たとえば、「ジョンブリアン」のような肌色の絵具に白としてジンクホワイトが使われている可能性があります。
絵の具のチューブには、記号がかいてあり、その表示を見ると、どんな顔料をつかって、その色が作られているかがわかるので、
中間色(パステル調の色味)を購入するときは、ラベル表示を見てみましょう。
画材メーカーが出しているパンフレットをみるのも、どんな顔料を使っているか分かるのでおすすめです。
セラミックホワイト
最後にセラミックホワイトです。
このセラミックホワイトは最近メーカーが作ったものなのかな?
昔は画材店では見かけることがありませんでいた。
調べてみたら、1990年に画材メーカーのホルベインが開発した「白」だぞうです。
画材店でも見かけることがなくて、まだ買って使ったことがないのですが、青みがかった白だそうです。

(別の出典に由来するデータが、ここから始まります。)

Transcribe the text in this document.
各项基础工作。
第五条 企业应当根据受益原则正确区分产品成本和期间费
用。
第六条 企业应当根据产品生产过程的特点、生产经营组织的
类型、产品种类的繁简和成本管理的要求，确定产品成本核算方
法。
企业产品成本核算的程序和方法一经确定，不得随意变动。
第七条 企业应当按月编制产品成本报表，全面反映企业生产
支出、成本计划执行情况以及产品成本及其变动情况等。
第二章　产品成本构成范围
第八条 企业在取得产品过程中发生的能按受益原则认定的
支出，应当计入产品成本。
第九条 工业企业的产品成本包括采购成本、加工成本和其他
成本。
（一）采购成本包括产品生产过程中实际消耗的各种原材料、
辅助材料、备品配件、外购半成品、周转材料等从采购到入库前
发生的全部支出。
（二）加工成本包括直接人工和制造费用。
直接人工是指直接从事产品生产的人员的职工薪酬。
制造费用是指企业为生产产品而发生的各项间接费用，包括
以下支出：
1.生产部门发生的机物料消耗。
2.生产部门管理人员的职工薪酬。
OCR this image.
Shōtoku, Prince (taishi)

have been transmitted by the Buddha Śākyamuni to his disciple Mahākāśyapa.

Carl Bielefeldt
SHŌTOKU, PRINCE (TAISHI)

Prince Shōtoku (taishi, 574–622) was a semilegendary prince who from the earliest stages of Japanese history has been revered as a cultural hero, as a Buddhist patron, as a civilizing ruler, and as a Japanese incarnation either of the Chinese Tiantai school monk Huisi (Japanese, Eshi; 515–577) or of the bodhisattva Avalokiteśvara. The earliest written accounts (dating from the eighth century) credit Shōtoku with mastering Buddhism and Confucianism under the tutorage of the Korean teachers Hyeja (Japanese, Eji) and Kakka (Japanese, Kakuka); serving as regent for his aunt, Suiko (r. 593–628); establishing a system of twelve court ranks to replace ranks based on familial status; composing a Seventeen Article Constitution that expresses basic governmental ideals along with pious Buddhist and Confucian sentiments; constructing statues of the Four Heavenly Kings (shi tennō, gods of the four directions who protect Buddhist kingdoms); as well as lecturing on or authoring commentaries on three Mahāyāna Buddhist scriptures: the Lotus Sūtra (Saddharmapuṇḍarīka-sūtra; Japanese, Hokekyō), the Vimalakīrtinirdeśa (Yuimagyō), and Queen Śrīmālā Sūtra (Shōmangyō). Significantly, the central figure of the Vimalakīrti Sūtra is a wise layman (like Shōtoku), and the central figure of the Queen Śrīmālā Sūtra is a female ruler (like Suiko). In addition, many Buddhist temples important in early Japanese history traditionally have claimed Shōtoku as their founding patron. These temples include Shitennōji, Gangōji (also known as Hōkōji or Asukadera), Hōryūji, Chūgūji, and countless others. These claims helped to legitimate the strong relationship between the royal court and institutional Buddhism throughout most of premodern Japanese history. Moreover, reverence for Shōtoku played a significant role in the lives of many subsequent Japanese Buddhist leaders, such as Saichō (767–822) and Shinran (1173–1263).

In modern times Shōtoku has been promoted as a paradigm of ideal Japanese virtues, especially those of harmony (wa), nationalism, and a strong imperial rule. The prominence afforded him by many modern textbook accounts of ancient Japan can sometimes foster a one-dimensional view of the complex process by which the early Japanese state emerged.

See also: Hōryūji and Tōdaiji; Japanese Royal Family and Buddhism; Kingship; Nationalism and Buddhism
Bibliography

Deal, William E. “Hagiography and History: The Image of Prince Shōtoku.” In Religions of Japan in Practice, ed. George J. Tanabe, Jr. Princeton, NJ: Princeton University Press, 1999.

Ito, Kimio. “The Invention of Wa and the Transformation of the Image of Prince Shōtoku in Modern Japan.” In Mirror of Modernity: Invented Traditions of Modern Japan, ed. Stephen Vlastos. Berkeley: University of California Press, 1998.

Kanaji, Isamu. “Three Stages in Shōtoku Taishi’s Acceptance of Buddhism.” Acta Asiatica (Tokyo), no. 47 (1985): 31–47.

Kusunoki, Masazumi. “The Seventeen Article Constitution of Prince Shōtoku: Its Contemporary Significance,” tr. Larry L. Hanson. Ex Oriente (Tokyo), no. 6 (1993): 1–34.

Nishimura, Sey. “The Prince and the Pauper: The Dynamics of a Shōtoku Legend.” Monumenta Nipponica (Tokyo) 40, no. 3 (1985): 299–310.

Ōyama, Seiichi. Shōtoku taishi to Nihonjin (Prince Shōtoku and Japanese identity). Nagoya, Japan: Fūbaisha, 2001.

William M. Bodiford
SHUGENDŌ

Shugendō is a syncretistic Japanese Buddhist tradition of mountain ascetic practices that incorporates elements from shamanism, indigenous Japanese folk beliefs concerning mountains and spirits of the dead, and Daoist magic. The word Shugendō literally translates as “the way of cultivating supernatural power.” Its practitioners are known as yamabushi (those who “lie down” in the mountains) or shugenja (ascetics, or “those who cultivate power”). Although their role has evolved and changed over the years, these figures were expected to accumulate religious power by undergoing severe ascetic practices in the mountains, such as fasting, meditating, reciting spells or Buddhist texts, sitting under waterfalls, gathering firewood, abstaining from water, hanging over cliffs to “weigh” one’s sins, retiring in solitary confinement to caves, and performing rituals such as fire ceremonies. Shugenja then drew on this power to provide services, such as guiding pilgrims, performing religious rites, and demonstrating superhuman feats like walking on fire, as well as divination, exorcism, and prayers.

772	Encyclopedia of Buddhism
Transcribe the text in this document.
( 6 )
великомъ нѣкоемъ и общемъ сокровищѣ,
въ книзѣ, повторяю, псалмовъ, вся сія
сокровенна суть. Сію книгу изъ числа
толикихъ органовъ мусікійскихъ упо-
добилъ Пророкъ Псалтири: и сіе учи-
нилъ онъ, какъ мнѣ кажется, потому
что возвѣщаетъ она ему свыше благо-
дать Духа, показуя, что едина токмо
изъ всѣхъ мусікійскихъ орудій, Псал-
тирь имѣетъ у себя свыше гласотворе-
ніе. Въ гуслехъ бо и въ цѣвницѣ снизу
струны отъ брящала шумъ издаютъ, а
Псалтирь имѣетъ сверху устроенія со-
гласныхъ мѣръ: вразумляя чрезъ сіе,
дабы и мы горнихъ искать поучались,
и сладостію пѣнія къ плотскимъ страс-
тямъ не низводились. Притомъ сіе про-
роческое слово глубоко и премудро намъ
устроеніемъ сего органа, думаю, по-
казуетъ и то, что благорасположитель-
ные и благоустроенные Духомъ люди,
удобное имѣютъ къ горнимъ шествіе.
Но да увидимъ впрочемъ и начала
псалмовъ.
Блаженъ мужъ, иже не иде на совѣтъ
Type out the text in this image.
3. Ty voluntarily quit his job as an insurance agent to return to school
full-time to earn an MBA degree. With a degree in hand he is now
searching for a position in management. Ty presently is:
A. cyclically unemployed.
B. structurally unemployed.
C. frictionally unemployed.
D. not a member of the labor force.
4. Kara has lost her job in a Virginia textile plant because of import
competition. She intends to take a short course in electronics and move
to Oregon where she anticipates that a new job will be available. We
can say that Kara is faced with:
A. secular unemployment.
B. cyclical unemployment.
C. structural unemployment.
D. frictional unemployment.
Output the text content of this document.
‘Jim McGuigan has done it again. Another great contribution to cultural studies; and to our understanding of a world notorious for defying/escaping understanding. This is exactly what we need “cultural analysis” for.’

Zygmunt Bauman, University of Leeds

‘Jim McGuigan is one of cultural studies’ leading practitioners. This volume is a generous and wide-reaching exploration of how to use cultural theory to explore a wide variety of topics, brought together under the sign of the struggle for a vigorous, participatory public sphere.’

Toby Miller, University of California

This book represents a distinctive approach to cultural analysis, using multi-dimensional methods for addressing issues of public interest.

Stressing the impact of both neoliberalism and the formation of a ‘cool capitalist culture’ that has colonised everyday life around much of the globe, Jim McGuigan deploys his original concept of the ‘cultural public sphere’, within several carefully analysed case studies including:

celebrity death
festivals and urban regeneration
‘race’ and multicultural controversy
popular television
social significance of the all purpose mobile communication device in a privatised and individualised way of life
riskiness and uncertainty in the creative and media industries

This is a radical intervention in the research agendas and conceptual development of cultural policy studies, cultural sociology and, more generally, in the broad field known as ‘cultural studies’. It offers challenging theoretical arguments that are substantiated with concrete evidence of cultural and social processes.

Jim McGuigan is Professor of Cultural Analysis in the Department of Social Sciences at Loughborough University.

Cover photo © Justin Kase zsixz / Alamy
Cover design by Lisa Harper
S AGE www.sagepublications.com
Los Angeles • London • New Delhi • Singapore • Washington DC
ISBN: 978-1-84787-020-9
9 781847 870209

今度購入してどんな色なのか使ってみようと思っています。
まとめ
油絵の具ってほんとうにたくさんの「白」色があります。
白は、それぞれの特徴を理解して、自分の表現に合わせて使うという感じでしょうか。
油絵を学び始めたばかりの頃は、形をとることだったり、絵具の扱いに慣れる事だったりで「白」を使い分けるところまでは気持ちにゆとりがないかもしれません。
だけど
だんだん慣れてくると、油絵の具の色によっていろいろな透明感があることが分かってくると思います。
その、透明度を「白」で調節して使いこなせるようにチャレンジしてみてくださいね。
私もまだまだ、勉強途中です。
一緒に、絵を楽しんでいきましょう。そして、油絵の具の魅力を少しでもお伝えできるよう私もがんばりますね。
読んでいただきましてありがとうございます。